Years later the Woolworths was abandoned and fell into extreme disrepair after Hurricane Katrina. Plans were devised in 2010 to clear the site to make way for condos and unfortunately would make no effort for preservation or giving mention to the defining history of the location. The site has never commemorated the first lunch counter “sit-in” in New Orleans history and is devoid of even a plaque. In Greensboro, NC, the site of the first lunch counter “sit-in” in the nation, there is now a museum (link) that offers insight into the important role these demonstrations played in United States history.
Controversy was sparked in 2013 when Praveen Kailas the principal manager of Kailas Companies, who would be leading the new construction of 1031-1041 Canal, was found guilty of defrauding a Katrina recovery program. Despite the controversy the City Council gave the green light, 5-2, to approve the construction of a 190 foot, 70 million dollar Hotel and Condo despite the fact that a 190 foot structure is 3 times the size of the zoning limits.
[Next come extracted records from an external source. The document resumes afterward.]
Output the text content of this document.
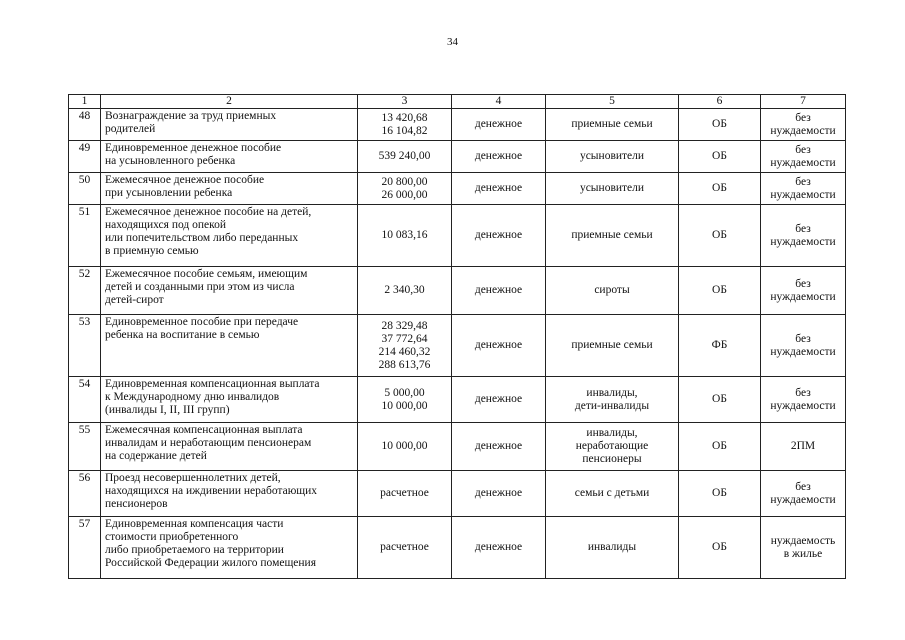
34
1	2	3	4	5	6	7
48	Вознаграждение за труд приемных
родителей	13 420,68
16 104,82	денежное	приемные семьи	ОБ	без
нуждаемости

49	Единовременное денежное пособие
на усыновленного ребенка	539 240,00	денежное	усыновители	ОБ	без
нуждаемости

50	Ежемесячное денежное пособие
при усыновлении ребенка	20 800,00
26 000,00	денежное	усыновители	ОБ	без
нуждаемости

51	Ежемесячное денежное пособие на детей,
находящихся под опекой
или попечительством либо переданных
в приемную семью	10 083,16	денежное	приемные семьи	ОБ	без
нуждаемости

52	Ежемесячное пособие семьям, имеющим
детей и созданными при этом из числа
детей-сирот	2 340,30	денежное	сироты	ОБ	без
нуждаемости

53	Единовременное пособие при передаче
ребенка на воспитание в семью	28 329,48
37 772,64
214 460,32
288 613,76	денежное	приемные семьи	ФБ	без
нуждаемости

54	Единовременная компенсационная выплата
к Международному дню инвалидов
(инвалиды I, II, III групп)	5 000,00
10 000,00	денежное	инвалиды,
дети-инвалиды	ОБ	без
нуждаемости

55	Ежемесячная компенсационная выплата
инвалидам и неработающим пенсионерам
на содержание детей	10 000,00	денежное	инвалиды,
неработающие
пенсионеры	ОБ	2ПМ

56	Проезд несовершеннолетних детей,
находящихся на иждивении неработающих
пенсионеров	расчетное	денежное	семьи с детьми	ОБ	без
нуждаемости

57	Единовременная компенсация части
стоимости приобретенного
либо приобретаемого на территории
Российской Федерации жилого помещения	расчетное	денежное	инвалиды	ОБ	нуждаемость
в жилье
In 2014, amidst little protest, the Woolworth’s building was demolished to make way for the planned Hotel and Condos. Construction of the new building started after Kailas Companies cut a deal with Hard Rock Hotels in February of 2018.
This leads us up to today where at 1031-1041 Canal, currently there is a collapsed building which took the lives of three workers. While a Hard Rock Hotel may on the surface seem like a great addition to the revitalization of Canal Street, we need to recognize the histories that paved the way for the building of a more just world. Sadly, now a memorial should be erected at this site as well, which tells a new story of inequality; a story where for the sake of cutting costs and through shady dealings, workers are put in danger and their families have to experience the loss of loved ones, all while the investment firms and CEOs keep widening the gap of disparity. Just as Woolworth’s was not home to the only “sit-in”, neither is it the only site of negligence at the expense of human life. It still seems so recent that eleven workers lost their lives on BP’s Deepwater Horizon oil platform due to corporate negligence and we watched as the Gulf was polluted and our friends and families poisoned for generations to come.
Let us look to those who have risked their lives for a better world as well as to those who have unfortunately lost their lives so that we know what we should still be fighting for.
Love and thoughts to the families and friends of Anthony Lloyd Magrette, Jose Ponce Arreola, and Quinnyon Wimberly.
Great article in Anti-Gravity. I am so very glad I found it and your website, finally someone who speakes truth to reality about issues in this city that everyone should be concerned about. Thanks!